MÜŞTERİLERİNİN YÜZDE 70’i
KADIN VE ÇOCUKLAR
Markayı kuranlar eski finansçı olunca her şeyi detaylandırmayı seviyor. Öyle ki, Metin ve Ayşe Çiner çifti, hitap edecekleri müşteri kitlesi üzerine de kafa yormuşlar. Metin Çiner, “Sokakta satılan midye dolmanın yaşlısından gencine, fakirinden zengine oldukça geniş bir müşteri kitlesi var. Onun için biz de belirli bir kitleyi baz alarak hareket etmemeye karar verdik. Ama geldiğimiz noktada ilginç bir tabloyla karşılaştık. Bizim müşterilerimizin yüzde 70’i kadın ve çocuklardan oluşuyor. Bunun nedeni ise erkekler sokakta rahatlıkla bu ürünü tüketebiliyor. Ama kadınların ve çocukların tereddütleri var. Kurumsal ve temiz bir yer karşılarına çıkınca bu özlemlerini giderdikleri bir adres olduk” diyor.
YIL SONUNA KADAR 11 NOKTA
Midyeli bu hafta İzmir Alaçatı’da açılacak mağaza ile 6 noktada yoluna devam ediyor olacak. Bunlardan 3’ü franchise... Metin Çiner, büyüme stratejilerini şöyle aktardı:
“Biz, tedarikte zor bir ürün yaptığımız için ağırlığımızı üretime vereceğiz. Bu nedenle büyüme kanalımız franchise sisteminde olacak. Burada da bayimizin para kazanması üzerine bir yapılanma oluşturduk. Sistemi yüksek kar marjına göre yaptık. Tabii, bayilik verirken de ince eleyip sık dokuyoruz. Bu yıl içinde Ankara ve İstanbul ağırlıklı 5 noktaya franchise vermeyi hedefliyoruz. 2018’e kadar ise 30 noktaya çıkma planlımız var. Türkiye’de belirli bir büyüklüğe ulaştıktan sonra da yurtdışı gündemimizde. Bunun için de daha 1.5 yılımız var. Şu an talep çok, ama biz yurtdışında yaşayan Türkleri hedef alarak büyümek istemiyoruz. Hedefimiz global bir marka olmak.”
KISA KISA
* Metin Çiner, bugün günlük 10 bin adet midye dolma, 4 bin civarında da tencere ve iç midye ürettiklerini söylüyor.
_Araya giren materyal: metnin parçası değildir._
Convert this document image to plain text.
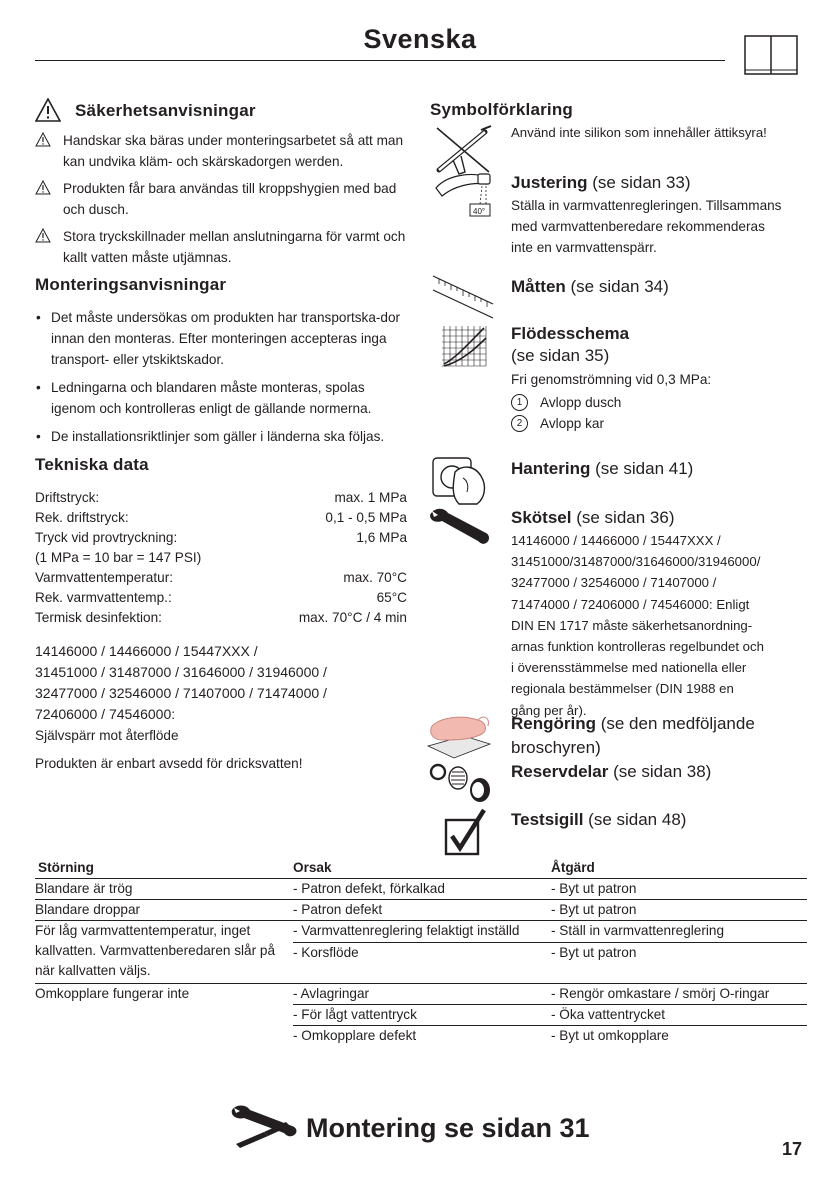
Svenska
Säkerhetsanvisningar
Handskar ska bäras under monteringsarbetet så att man kan undvika kläm- och skärskadorgen werden.
Produkten får bara användas till kroppshygien med bad och dusch.
Stora tryckskillnader mellan anslutningarna för varmt och kallt vatten måste utjämnas.
Monteringsanvisningar
• Det måste undersökas om produkten har transportska-dor innan den monteras. Efter monteringen accepteras inga transport- eller ytskiktskador.
• Ledningarna och blandaren måste monteras, spolas igenom och kontrolleras enligt de gällande normerna.
• De installationsriktlinjer som gäller i länderna ska följas.
Tekniska data
Driftstryck:	max. 1 MPa
Rek. driftstryck:	0,1 - 0,5 MPa
Tryck vid provtryckning:	1,6 MPa
(1 MPa = 10 bar = 147 PSI)
Varmvattentemperatur:	max. 70°C
Rek. varmvattentemp.:	65°C
Termisk desinfektion:	max. 70°C / 4 min
14146000 / 14466000 / 15447XXX /
31451000 / 31487000 / 31646000 / 31946000 /
32477000 / 32546000 / 71407000 / 71474000 /
72406000 / 74546000:
Självspärr mot återflöde
Produkten är enbart avsedd för dricksvatten!
Symbolförklaring
Använd inte silikon som innehåller ättiksyra!
40°
Justering (se sidan 33)
Ställa in varmvattenregleringen. Tillsammans
med varmvattenberedare rekommenderas
inte en varmvattenspärr.
Måtten (se sidan 34)
Flödesschema
(se sidan 35)
Fri genomströmning vid 0,3 MPa:
1	Avlopp dusch
2	Avlopp kar
Hantering (se sidan 41)
Skötsel (se sidan 36)
14146000 / 14466000 / 15447XXX /
31451000/31487000/31646000/31946000/
32477000 / 32546000 / 71407000 /
71474000 / 72406000 / 74546000: Enligt
DIN EN 1717 måste säkerhetsanordning-
arnas funktion kontrolleras regelbundet och
i överensstämmelse med nationella eller
regionala bestämmelser (DIN 1988 en
gång per år).
Rengöring (se den medföljande
broschyren)
Reservdelar (se sidan 38)
Testsigill (se sidan 48)
Störning	Orsak	Åtgärd
Blandare är trög	- Patron defekt, förkalkad	- Byt ut patron
Blandare droppar	- Patron defekt	- Byt ut patron
För låg varmvattentemperatur, inget kallvatten. Varmvattenberedaren slår på när kallvatten väljs.	- Varmvattenreglering felaktigt inställd	- Ställ in varmvattenreglering
	- Korsflöde	- Byt ut patron
Omkopplare fungerar inte	- Avlagringar	- Rengör omkastare / smörj O-ringar
	- För lågt vattentryck	- Öka vattentrycket
	- Omkopplare defekt	- Byt ut omkopplare
Montering se sidan 31
17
Yeni tesis yatırımıyla bunu 150 bin midye dolmaya çıkaracaklarını paylaştı.
* En merak edilen konulardan biri olan midye teminiyle ilgili de bilgi veren Metin Çiner, “Midyeleri, Bakanlık onaylı toplama istasyonları ile midye üretimi yapan çiftliklerden alıyoruz” diyor.
* ‘Midyeli’nin yakında market raflarına da gireceğini söyleyen Metin Çiner, “Burada da bir talep var. Büyük bir market zinciriyle görüşüyoruz. Midye dolmalarımız market raflarından da olacak” bilgisini paylaştı.
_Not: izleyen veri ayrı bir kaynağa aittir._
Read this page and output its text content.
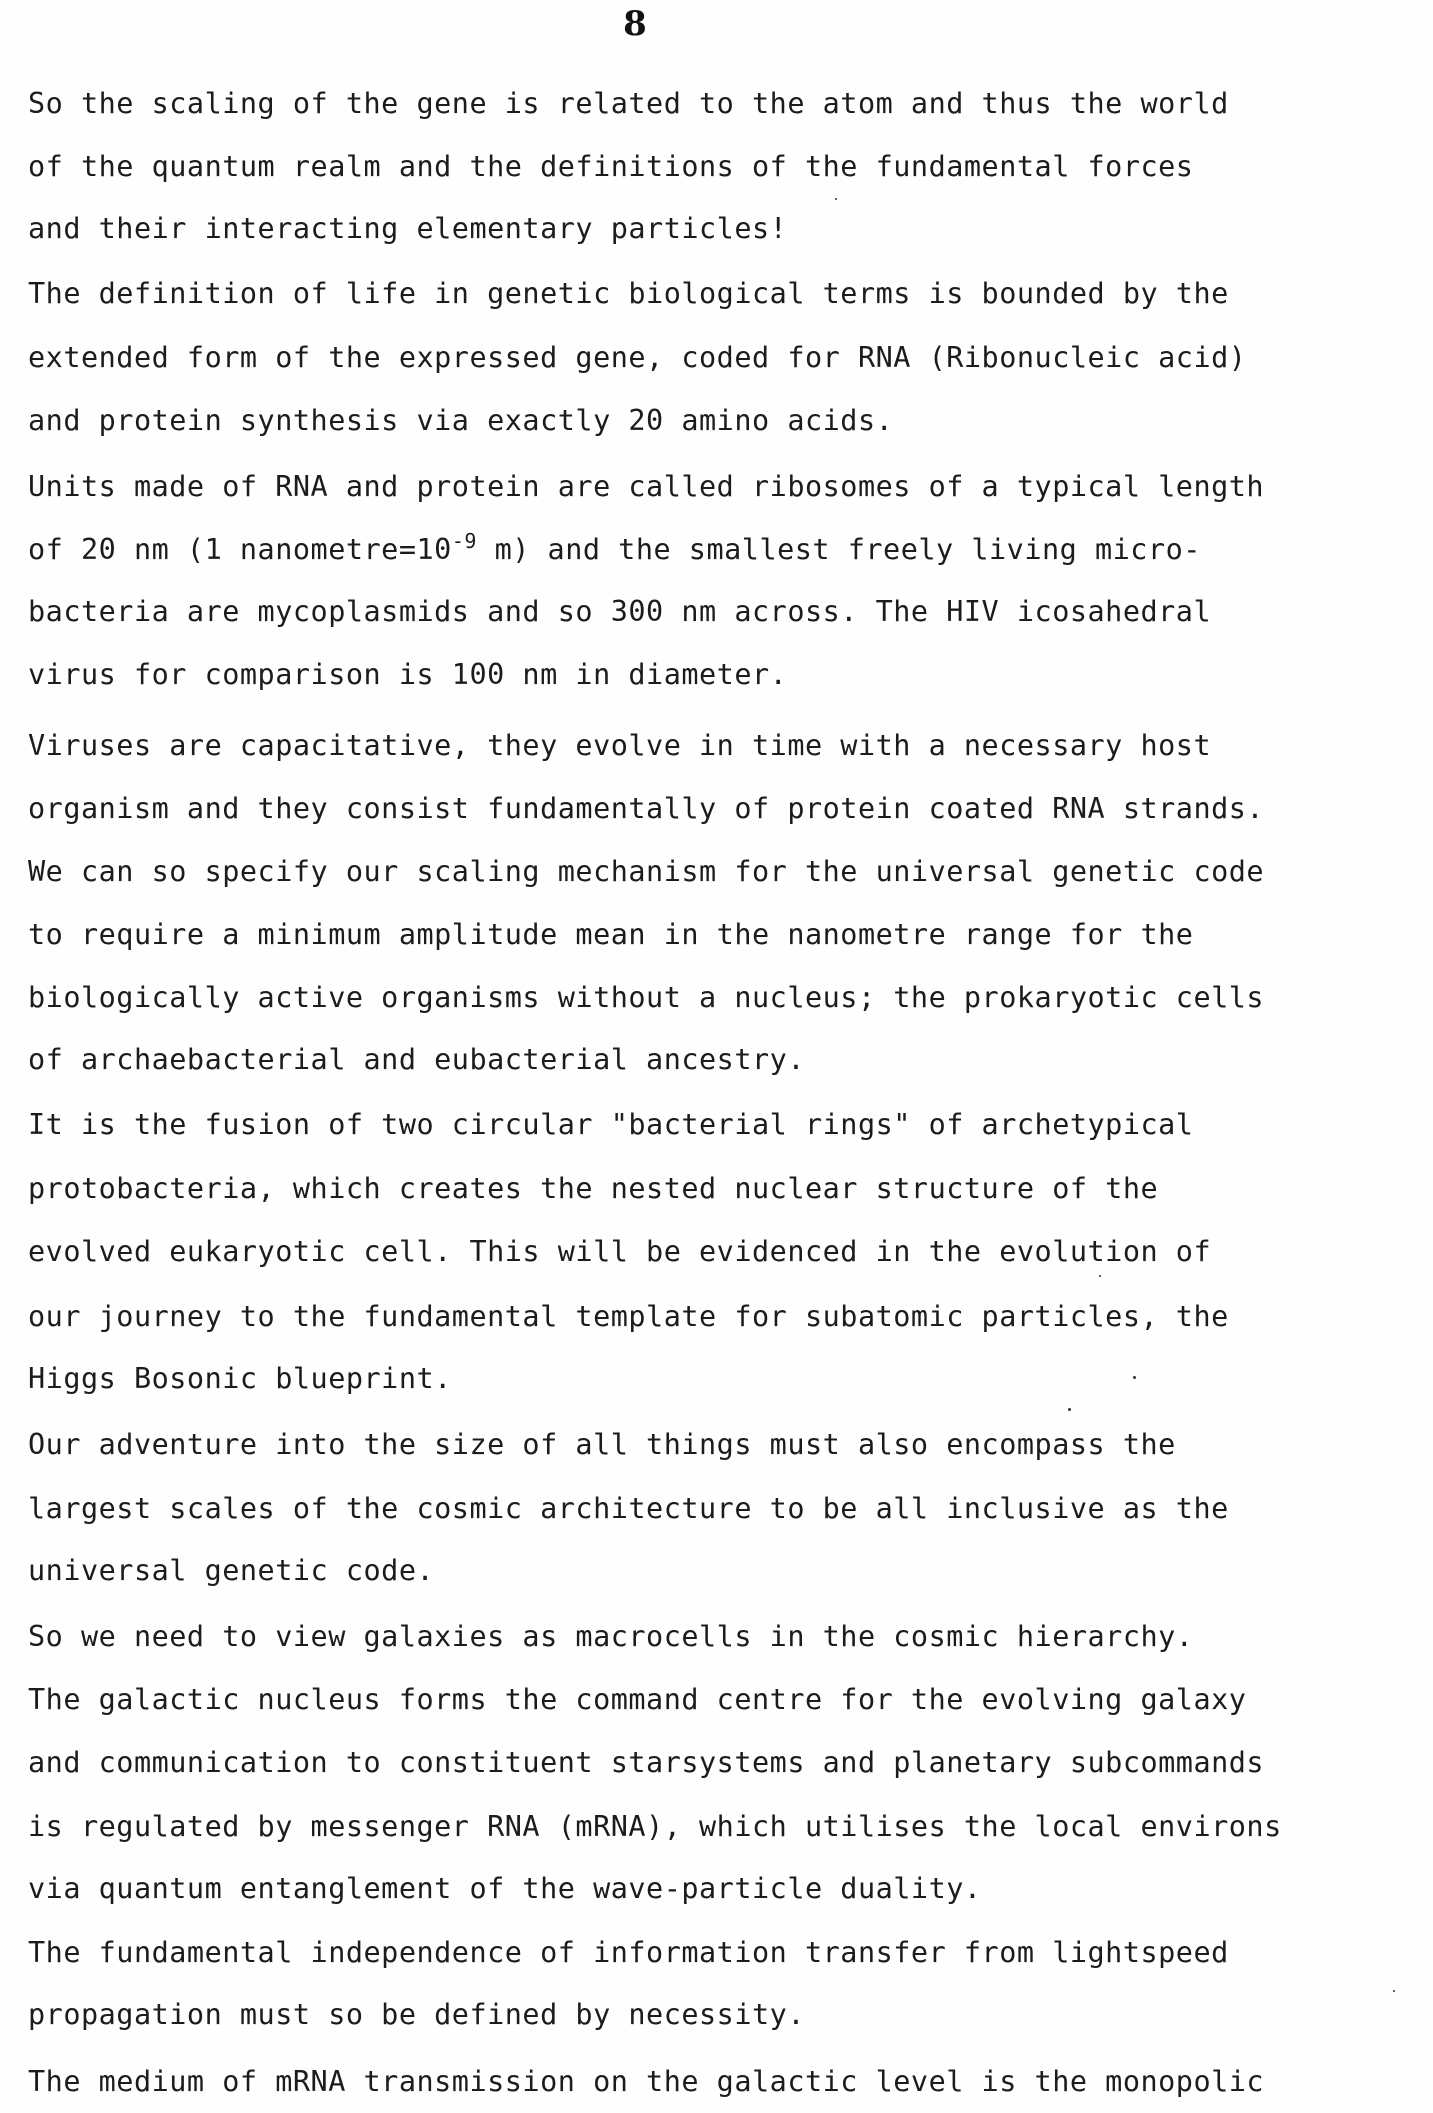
8
So the scaling of the gene is related to the atom and thus the world
of the quantum realm and the definitions of the fundamental forces
and their interacting elementary particles!
The definition of life in genetic biological terms is bounded by the
extended form of the expressed gene, coded for RNA (Ribonucleic acid)
and protein synthesis via exactly 20 amino acids.
Units made of RNA and protein are called ribosomes of a typical length
of 20 nm (1 $nanometre=10^{-9}$ m) and the smallest freely living micro-
bacteria are mycoplasmids and so 300 nm across. The HIV icosahedral
virus for comparison is 100 nm in diameter.
Viruses are capacitative, they evolve in time with a necessary host
organism and they consist fundamentally of protein coated RNA strands.
We can so specify our scaling mechanism for the universal genetic code
to require a minimum amplitude mean in the nanometre range for the
biologically active organisms without a nucleus; the prokaryotic cells
of archaebacterial and eubacterial ancestry.
It is the fusion of two circular "bacterial rings" of archetypical
protobacteria, which creates the nested nuclear structure of the
evolved eukaryotic cell. This will be evidenced in the evolution of
our journey to the fundamental template for subatomic particles, the
Higgs Bosonic blueprint.
Our adventure into the size of all things must also encompass the
largest scales of the cosmic architecture to be all inclusive as the
universal genetic code.
So we need to view galaxies as macrocells in the cosmic hierarchy.
The galactic nucleus forms the command centre for the evolving galaxy
and communication to constituent starsystems and planetary subcommands
is regulated by messenger RNA (mRNA), which utilises the local environs
via quantum entanglement of the wave-particle duality.
The fundamental independence of information transfer from lightspeed
propagation must so be defined by necessity.
The medium of mRNA transmission on the galactic level is the monopolic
* Metin Çiner, şu an üretimde çalışan 9 kişinin sektörden geldiğini söylüyor.
* Metin Çiner, midyeye gönül vermiş biri. Hatta midye profesörü unvanı bile almış durumda. Midye dolmaya kurumsal kimlik kazandıran Metin Çiner, “Ürünün raf ömrü bilinmiyordu. Bunu Ege Üniversitesi’ne biz hesaplattırdık” diyor.